L’idea di Renzi sembrerebbe quella di continuare lealmente a sostenere Letta e il suo governo, a condizione, naturalmente, che faccia quel che deve, altrimenti nessuna sopravvivenza, neanche con un rimpasto.
Ma anche se per molti la sua posizionei è ancora aperta, appare a me ed altri invece molto chiara: Letta deve costrure risultati e non continuare nella direzione delle promesse e delle buone intenzioni.
Altro fatto inequivocabile e che mentre Renzi continua a battare sui suoi temi, tanto da aver avuto, dopo la su relazione, ben 35 astensioni, fra cui alcune di notevole peso, per Letta è quasi un “mantra” la necessità di avere un partito unito, con spaccature interne e visioni diverse, mentre le Euroee sono alle porte e Grillo resta incalzante. Se il Pd non regge non è a rischio il governo, “ma il Paese e la sua tenuta”, è la convinzione del presidente del Consiglio, girata in modo molto diretto al segretario del Pd i sia nella telefonata che nell’incontro serale di due ore, aggiungendo che sarebbe un “capolavoro, in quattro mesi, mettere in crisi il governo e riconsegnare Alfano a Berlusconi”, soprattutto ora, nella cornice di un “dialogo che resta aperto su tutti i fronti” e con l’aggravio del caso De Girolamo.
Insomma per Letta (ma anche per altri del Pd, come Civati e Onofrio, ad esempio), continua l’opera renziana di demolizione del governo, aggravata dalla disunità entro le file del partito, che così diviso non può essere di grande aiuto all’esecutivo ed invece di esserne il traino, rischia di schiacciarlo.
Pertanto, nonostante l’incontro serale, resta la sensazione che il contributo di Renzi al contratto di coalizione che Letta sta scrivendo sia minimo e si mormora che, fra pochi giorni, il primo minostro chiederà un via libera su un documento e un metodo di lavoro, con cui attuare il nuovo programma.
Oppure, come sembra, sceglierà il passaggio parlamentare per una ripartenza istituzionale e, a quel punto, si vedrà quanto il Pd sia ora realmente unito e quale direzione intende prendere.
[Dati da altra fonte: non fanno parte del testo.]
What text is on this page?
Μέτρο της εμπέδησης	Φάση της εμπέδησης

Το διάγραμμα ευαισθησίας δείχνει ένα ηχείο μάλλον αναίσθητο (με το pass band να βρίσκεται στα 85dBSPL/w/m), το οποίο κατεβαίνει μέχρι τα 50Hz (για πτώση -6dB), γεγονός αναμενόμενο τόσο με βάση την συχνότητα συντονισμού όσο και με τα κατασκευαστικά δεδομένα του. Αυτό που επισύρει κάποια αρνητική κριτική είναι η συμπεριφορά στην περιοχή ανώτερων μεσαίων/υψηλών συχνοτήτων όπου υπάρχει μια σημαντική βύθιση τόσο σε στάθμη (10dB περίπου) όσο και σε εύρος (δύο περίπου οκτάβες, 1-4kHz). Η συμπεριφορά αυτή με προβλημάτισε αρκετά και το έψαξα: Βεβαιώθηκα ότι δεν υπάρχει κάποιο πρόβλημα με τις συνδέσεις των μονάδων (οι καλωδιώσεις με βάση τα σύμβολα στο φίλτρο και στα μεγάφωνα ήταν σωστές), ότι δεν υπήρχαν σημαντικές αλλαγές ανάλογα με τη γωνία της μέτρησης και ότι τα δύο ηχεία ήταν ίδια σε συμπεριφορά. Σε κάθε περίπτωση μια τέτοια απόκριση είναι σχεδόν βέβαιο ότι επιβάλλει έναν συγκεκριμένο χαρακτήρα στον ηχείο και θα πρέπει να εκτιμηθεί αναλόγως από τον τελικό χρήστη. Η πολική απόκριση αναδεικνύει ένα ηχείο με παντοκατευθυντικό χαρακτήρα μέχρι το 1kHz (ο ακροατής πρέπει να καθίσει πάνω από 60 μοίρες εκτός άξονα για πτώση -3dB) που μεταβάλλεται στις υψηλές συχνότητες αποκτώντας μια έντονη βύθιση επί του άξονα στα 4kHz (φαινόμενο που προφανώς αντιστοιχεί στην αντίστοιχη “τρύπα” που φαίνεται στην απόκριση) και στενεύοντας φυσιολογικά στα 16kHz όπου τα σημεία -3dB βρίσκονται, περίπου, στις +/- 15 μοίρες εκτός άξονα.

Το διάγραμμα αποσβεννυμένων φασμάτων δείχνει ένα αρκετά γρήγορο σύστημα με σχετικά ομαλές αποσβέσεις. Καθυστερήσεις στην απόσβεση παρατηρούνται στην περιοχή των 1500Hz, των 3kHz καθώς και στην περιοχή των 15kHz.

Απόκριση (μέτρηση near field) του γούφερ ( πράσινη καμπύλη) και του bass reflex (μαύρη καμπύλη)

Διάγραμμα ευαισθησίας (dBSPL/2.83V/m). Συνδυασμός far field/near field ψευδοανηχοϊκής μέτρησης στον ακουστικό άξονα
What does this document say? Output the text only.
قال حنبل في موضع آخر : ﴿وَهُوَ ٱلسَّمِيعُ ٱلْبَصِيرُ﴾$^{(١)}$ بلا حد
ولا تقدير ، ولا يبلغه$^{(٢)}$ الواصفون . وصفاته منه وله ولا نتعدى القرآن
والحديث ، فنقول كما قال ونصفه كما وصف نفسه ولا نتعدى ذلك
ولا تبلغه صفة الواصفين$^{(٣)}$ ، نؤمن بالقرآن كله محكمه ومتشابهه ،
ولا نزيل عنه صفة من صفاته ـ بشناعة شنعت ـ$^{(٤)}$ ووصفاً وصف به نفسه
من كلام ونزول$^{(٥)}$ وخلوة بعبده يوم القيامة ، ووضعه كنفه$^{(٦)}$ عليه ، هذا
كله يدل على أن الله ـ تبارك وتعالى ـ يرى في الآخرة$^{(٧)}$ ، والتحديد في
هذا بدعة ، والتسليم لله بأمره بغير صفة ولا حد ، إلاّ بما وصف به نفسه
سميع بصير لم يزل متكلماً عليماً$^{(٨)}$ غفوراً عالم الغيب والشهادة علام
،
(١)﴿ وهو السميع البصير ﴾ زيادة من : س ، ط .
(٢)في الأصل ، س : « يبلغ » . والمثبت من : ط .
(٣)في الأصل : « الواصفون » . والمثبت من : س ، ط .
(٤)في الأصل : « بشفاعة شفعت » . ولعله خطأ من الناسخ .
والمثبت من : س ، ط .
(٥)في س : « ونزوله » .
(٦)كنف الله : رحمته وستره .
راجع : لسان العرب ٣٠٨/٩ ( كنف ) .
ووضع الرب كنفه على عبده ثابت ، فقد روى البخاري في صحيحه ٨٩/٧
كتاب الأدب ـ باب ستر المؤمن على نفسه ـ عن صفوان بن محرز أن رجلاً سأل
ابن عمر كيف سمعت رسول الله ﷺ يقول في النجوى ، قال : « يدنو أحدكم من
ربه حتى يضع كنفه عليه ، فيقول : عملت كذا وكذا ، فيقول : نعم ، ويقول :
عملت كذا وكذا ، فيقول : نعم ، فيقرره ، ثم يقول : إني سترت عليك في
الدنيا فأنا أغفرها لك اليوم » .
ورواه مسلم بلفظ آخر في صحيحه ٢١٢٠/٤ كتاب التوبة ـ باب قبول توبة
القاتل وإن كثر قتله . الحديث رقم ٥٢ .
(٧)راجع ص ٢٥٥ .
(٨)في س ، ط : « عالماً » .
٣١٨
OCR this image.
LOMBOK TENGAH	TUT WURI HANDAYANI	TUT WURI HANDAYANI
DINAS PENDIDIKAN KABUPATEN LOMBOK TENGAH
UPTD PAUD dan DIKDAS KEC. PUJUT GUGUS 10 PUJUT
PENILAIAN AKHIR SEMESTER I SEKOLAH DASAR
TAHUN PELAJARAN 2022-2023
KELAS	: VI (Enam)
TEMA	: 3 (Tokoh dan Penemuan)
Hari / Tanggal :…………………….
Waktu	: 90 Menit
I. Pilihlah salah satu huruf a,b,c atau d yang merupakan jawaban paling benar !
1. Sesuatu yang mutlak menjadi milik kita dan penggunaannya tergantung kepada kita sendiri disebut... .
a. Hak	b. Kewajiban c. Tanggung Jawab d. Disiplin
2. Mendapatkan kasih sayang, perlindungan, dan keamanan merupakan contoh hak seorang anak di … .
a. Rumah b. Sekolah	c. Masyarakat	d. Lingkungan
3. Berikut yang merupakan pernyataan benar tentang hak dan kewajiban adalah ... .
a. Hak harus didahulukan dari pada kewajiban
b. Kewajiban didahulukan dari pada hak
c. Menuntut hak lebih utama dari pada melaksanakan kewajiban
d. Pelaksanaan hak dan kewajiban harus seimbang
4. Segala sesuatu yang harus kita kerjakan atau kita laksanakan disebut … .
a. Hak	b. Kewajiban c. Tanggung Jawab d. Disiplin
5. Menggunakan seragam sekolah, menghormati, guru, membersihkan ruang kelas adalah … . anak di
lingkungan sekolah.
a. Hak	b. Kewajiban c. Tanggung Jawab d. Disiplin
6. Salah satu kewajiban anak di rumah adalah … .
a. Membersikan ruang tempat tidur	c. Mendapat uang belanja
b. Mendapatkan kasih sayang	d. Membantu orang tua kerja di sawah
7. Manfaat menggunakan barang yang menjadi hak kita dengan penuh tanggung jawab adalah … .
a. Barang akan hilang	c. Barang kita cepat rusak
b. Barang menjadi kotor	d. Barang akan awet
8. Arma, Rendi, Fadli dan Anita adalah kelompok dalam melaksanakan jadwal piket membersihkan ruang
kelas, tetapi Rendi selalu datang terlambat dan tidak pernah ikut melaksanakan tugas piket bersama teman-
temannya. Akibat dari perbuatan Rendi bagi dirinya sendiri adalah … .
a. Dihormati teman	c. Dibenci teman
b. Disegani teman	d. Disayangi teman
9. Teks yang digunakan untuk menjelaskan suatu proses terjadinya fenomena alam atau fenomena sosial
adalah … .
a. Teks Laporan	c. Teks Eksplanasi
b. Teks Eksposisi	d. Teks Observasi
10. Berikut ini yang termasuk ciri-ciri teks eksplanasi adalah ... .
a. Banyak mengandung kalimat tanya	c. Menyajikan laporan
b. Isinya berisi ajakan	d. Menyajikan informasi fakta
Mi è venuto in mente il IV quadro di “Un marziano a Roma” di Flaiano, quando uno scrittore fallito, confessa a Kunt, il protagonista, per telegramma la propria ignoranza, grida il sospetto di tradimento e invoca un segno. E tempo di vacanza, e la città comincia ad abituarsi alla novità; lo stesso Kunt sente il bisogno di prendere una qualche decisione che gli consenta finalmente di “agire”. In nome dell’azione lui e Anna rinunciano al matrimonio che stavano per celebrare e fuggono insieme da Adriano, lo scrittore, al mare.
Forse Renzi e Letta dovrebbero mettere da parte l’idea di leadership di partito, rinunciare a vedere chi è più forte e chi ha più consenso e decidere di “fuggire” nel mare magno dei grandi problemi italiani, tutti da risolvere e non solo in tema elettorale.
Noi intanto restiamo in attesa, ciol fiato sospeso, inotonando la prima strofa del Marzianop, alla fine del racconto di Flaiano: “La cosa significa tutto / e niente. È soltanto un rito. / Sta a voi darle un costrutto, / fingendo di aver capito”.